There is no doubt that the USA offers a plethora of opportunities for people to develop professionally, contributing to the state and being able to run their own business, at the same time maintaining their national and cultural identity. However, the problems of acculturation and the loss of identity are still worth bringing up.

No matter how well developed the structure of a diaspora is, its members will still be isolated from their culture, which will inevitably lead to the loss of cultural roots. Therefore, immigration will always presuppose a dilemma between economical independence and national identity.

Works Cited

Ceballos, Miguel and Alberto Palloni. “Maternal and Infant Health of Mexican Immigrants in the USA: The Effects of Acculturation, Duration, and Selective Return Migration.” Ethnicity and Health 15.4 (2010): 377–396. Print.
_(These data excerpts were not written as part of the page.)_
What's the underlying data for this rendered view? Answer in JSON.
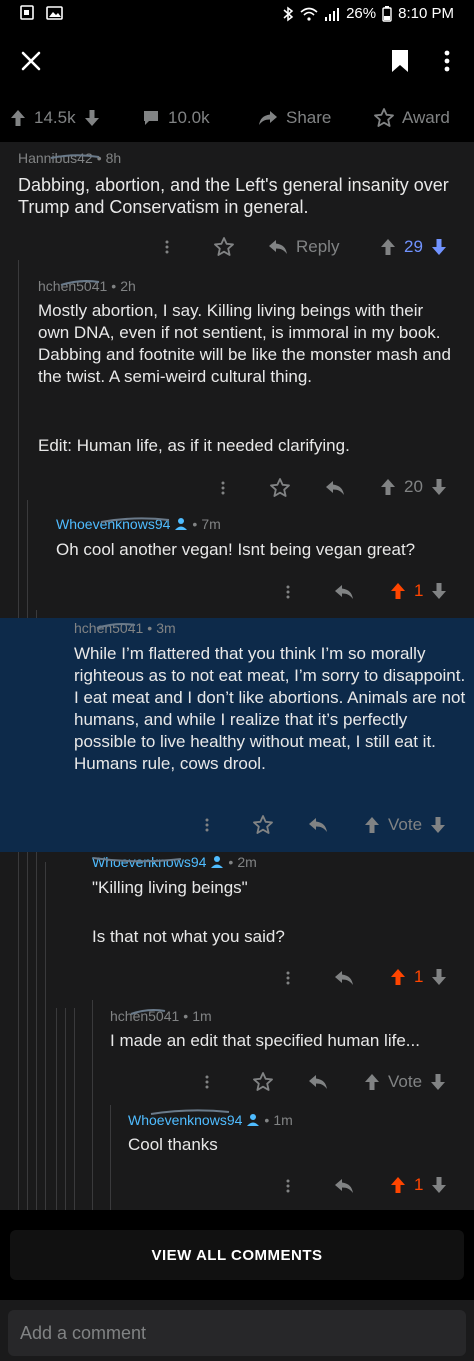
{
  "status_bar": {
    "battery": "26%",
    "time": "8:10 PM"
  },
  "post_actions": {
    "upvotes": "14.5k",
    "comments": "10.0k",
    "share": "Share",
    "award": "Award"
  },
  "comments": [
    {
      "author": "Hannibus42",
      "age": "8h",
      "text": "Dabbing, abortion, and the Left's general insanity over Trump and Conservatism in general.",
      "reply_label": "Reply",
      "score": "29",
      "vote_state": "down"
    },
    {
      "author": "hchen5041",
      "age": "2h",
      "text": "Mostly abortion, I say. Killing living beings with their own DNA, even if not sentient, is immoral in my book. Dabbing and footnite will be like the monster mash and the twist. A semi-weird cultural thing.",
      "edit": "Edit: Human life, as if it needed clarifying.",
      "score": "20"
    },
    {
      "author": "Whoevenknows94",
      "age": "7m",
      "text": "Oh cool another vegan! Isnt being vegan great?",
      "score": "1",
      "vote_state": "up"
    },
    {
      "author": "hchen5041",
      "age": "3m",
      "text": "While I’m flattered that you think I’m so morally righteous as to not eat meat, I’m sorry to disappoint. I eat meat and I don’t like abortions. Animals are not humans, and while I realize that it’s perfectly possible to live healthy without meat, I still eat it. Humans rule, cows drool.",
      "score": "Vote"
    },
    {
      "author": "Whoevenknows94",
      "age": "2m",
      "text": "\"Killing living beings\"",
      "text2": "Is that not what you said?",
      "score": "1",
      "vote_state": "up"
    },
    {
      "author": "hchen5041",
      "age": "1m",
      "text": "I made an edit that specified human life...",
      "score": "Vote"
    },
    {
      "author": "Whoevenknows94",
      "age": "1m",
      "text": "Cool thanks",
      "score": "1",
      "vote_state": "up"
    }
  ],
  "view_all": "VIEW ALL COMMENTS",
  "add_comment_placeholder": "Add a comment",
  "colors": {
    "background": "#1a1a1b",
    "highlight": "#0d2a4a",
    "upvote_orange": "#ff4500",
    "downvote_blue": "#7193ff",
    "op_blue": "#4fbcff"
  },
  "icons": [
    "close-icon",
    "bookmark-icon",
    "more-vertical-icon",
    "upvote-arrow-icon",
    "downvote-arrow-icon",
    "comment-bubble-icon",
    "share-arrow-icon",
    "award-icon",
    "reply-arrow-icon",
    "user-icon"
  ]
}
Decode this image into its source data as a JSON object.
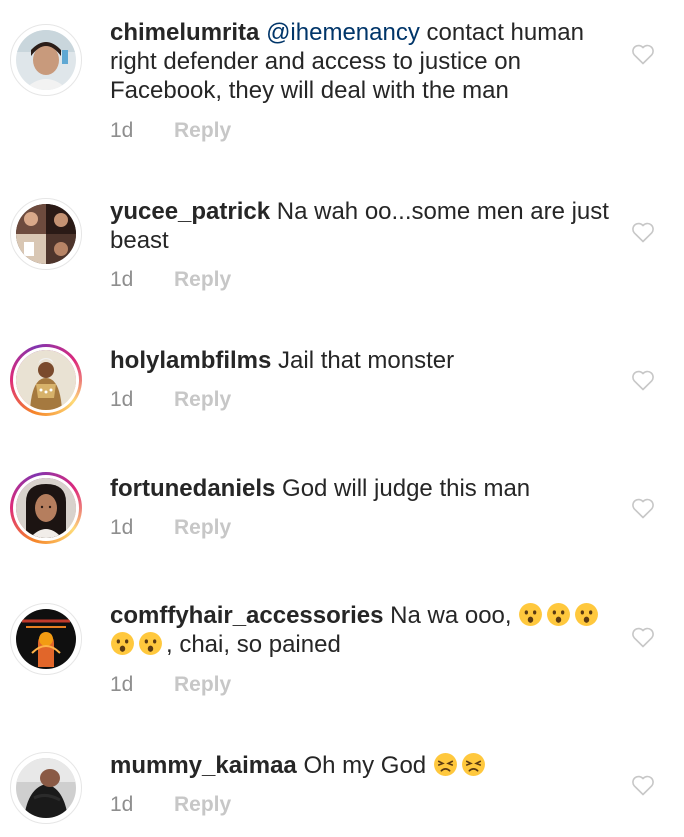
{
  "comments": [
    {
      "username": "chimelumrita",
      "mention": "@ihemenancy",
      "text": " contact human right defender and access to justice on Facebook, they will deal with the man",
      "time": "1d",
      "reply": "Reply",
      "has_story": false
    },
    {
      "username": "yucee_patrick",
      "text": " Na wah oo...some men are just beast",
      "time": "1d",
      "reply": "Reply",
      "has_story": false
    },
    {
      "username": "holylambfilms",
      "text": " Jail that monster",
      "time": "1d",
      "reply": "Reply",
      "has_story": true
    },
    {
      "username": "fortunedaniels",
      "text": " God will judge this man",
      "time": "1d",
      "reply": "Reply",
      "has_story": true
    },
    {
      "username": "comffyhair_accessories",
      "text_before": " Na wa ooo, ",
      "text_after": ", chai, so pained",
      "emoji_before": [
        "hushed-face",
        "hushed-face",
        "hushed-face"
      ],
      "emoji_wrapped": [
        "hushed-face",
        "hushed-face"
      ],
      "time": "1d",
      "reply": "Reply",
      "has_story": false
    },
    {
      "username": "mummy_kaimaa",
      "text": " Oh my God ",
      "emoji": [
        "persevering-face",
        "persevering-face"
      ],
      "time": "1d",
      "reply": "Reply",
      "has_story": false
    }
  ],
  "colors": {
    "text": "#262626",
    "mention": "#003569",
    "timestamp": "#8e8e8e",
    "reply": "#c7c7c7",
    "heart": "#c7c7c7",
    "story_ring": [
      "#f58529",
      "#dd2a7b",
      "#8134af",
      "#feda77"
    ]
  },
  "icons": {
    "like": "heart-outline-icon"
  }
}
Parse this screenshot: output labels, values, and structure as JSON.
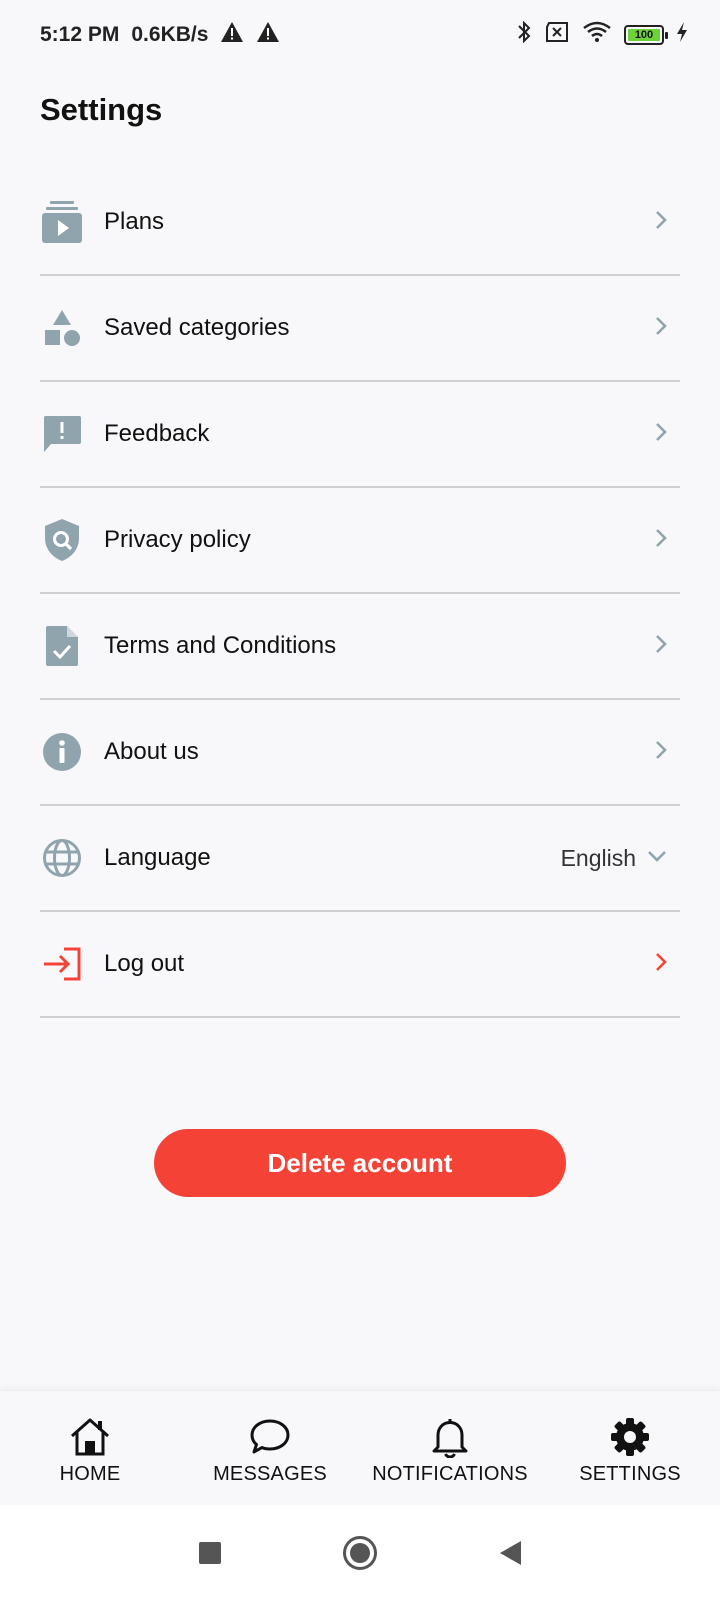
{
  "status_bar": {
    "time": "5:12 PM",
    "speed": "0.6KB/s",
    "battery": "100",
    "icons": [
      "warning-icon",
      "warning-icon",
      "bluetooth-icon",
      "no-sim-icon",
      "wifi-icon",
      "battery-icon",
      "charging-icon"
    ]
  },
  "page": {
    "title": "Settings"
  },
  "settings": {
    "items": [
      {
        "label": "Plans",
        "icon": "plans-icon"
      },
      {
        "label": "Saved categories",
        "icon": "categories-icon"
      },
      {
        "label": "Feedback",
        "icon": "feedback-icon"
      },
      {
        "label": "Privacy policy",
        "icon": "privacy-shield-icon"
      },
      {
        "label": "Terms and Conditions",
        "icon": "document-check-icon"
      },
      {
        "label": "About us",
        "icon": "info-icon"
      },
      {
        "label": "Language",
        "icon": "globe-icon",
        "value": "English"
      },
      {
        "label": "Log out",
        "icon": "logout-icon"
      }
    ]
  },
  "actions": {
    "delete_account": "Delete account"
  },
  "bottom_nav": {
    "items": [
      {
        "label": "HOME",
        "icon": "home-icon"
      },
      {
        "label": "MESSAGES",
        "icon": "message-icon"
      },
      {
        "label": "NOTIFICATIONS",
        "icon": "bell-icon"
      },
      {
        "label": "SETTINGS",
        "icon": "gear-icon",
        "active": true
      }
    ]
  },
  "colors": {
    "icon_gray": "#90a4ae",
    "danger": "#f44336",
    "background": "#f8f8fa",
    "divider": "#d0d0d4"
  }
}
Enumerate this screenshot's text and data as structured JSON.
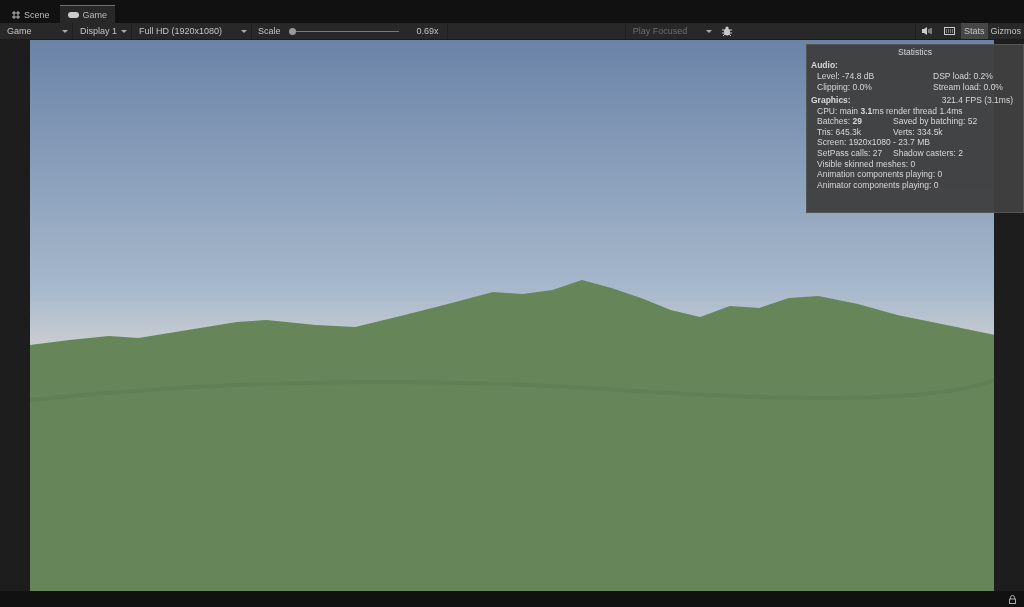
{
  "tabs": [
    {
      "label": "Scene",
      "selected": false
    },
    {
      "label": "Game",
      "selected": true
    }
  ],
  "toolbar": {
    "view_dropdown": "Game",
    "display_dropdown": "Display 1",
    "resolution_dropdown": "Full HD (1920x1080)",
    "scale_label": "Scale",
    "scale": {
      "level": 0.0
    },
    "scale_reading": "0.69x",
    "play_mode_dropdown": "Play Focused",
    "stats": {
      "label": "Stats",
      "selected": true
    },
    "gizmos": "Gizmos"
  },
  "statistics": {
    "title": "Statistics",
    "sections": [
      {
        "heading": "Audio:",
        "rows": [
          [
            "Level: -74.8 dB",
            "DSP load: 0.2%"
          ],
          [
            "Clipping: 0.0%",
            "Stream load: 0.0%"
          ]
        ]
      },
      {
        "heading": "Graphics:",
        "heading_right": "321.4 FPS (3.1ms)",
        "rows": [
          [
            "CPU: main **3.1**ms  render thread 1.4ms"
          ],
          [
            "Batches: **29**",
            "Saved by batching: 52"
          ],
          [
            "Tris: 645.3k",
            "Verts: 334.5k"
          ],
          [
            "Screen: 1920x1080 - 23.7 MB"
          ],
          [
            "SetPass calls: 27",
            "Shadow casters: 2"
          ],
          [
            "Visible skinned meshes: 0"
          ],
          [
            "Animation components playing: 0"
          ],
          [
            "Animator components playing: 0"
          ]
        ]
      }
    ]
  }
}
Liu, Lisong. “Return Migration and Selective Citizenship: A Study of Returning Chinese Professional Migrants from the United States.” Journal of Asian American Studies 15.1 (2012): 35–68. Print.

Miller, Edward Alan, Miriam Laugesen, Shoou-Yih Daniel Lee and Stephen S. Mick. “Emigration of New Zealand and Australian Physicians to the United States and the International Flow of Medical Personnel.” Health Policy 43.3 (1998): 253–270. Print.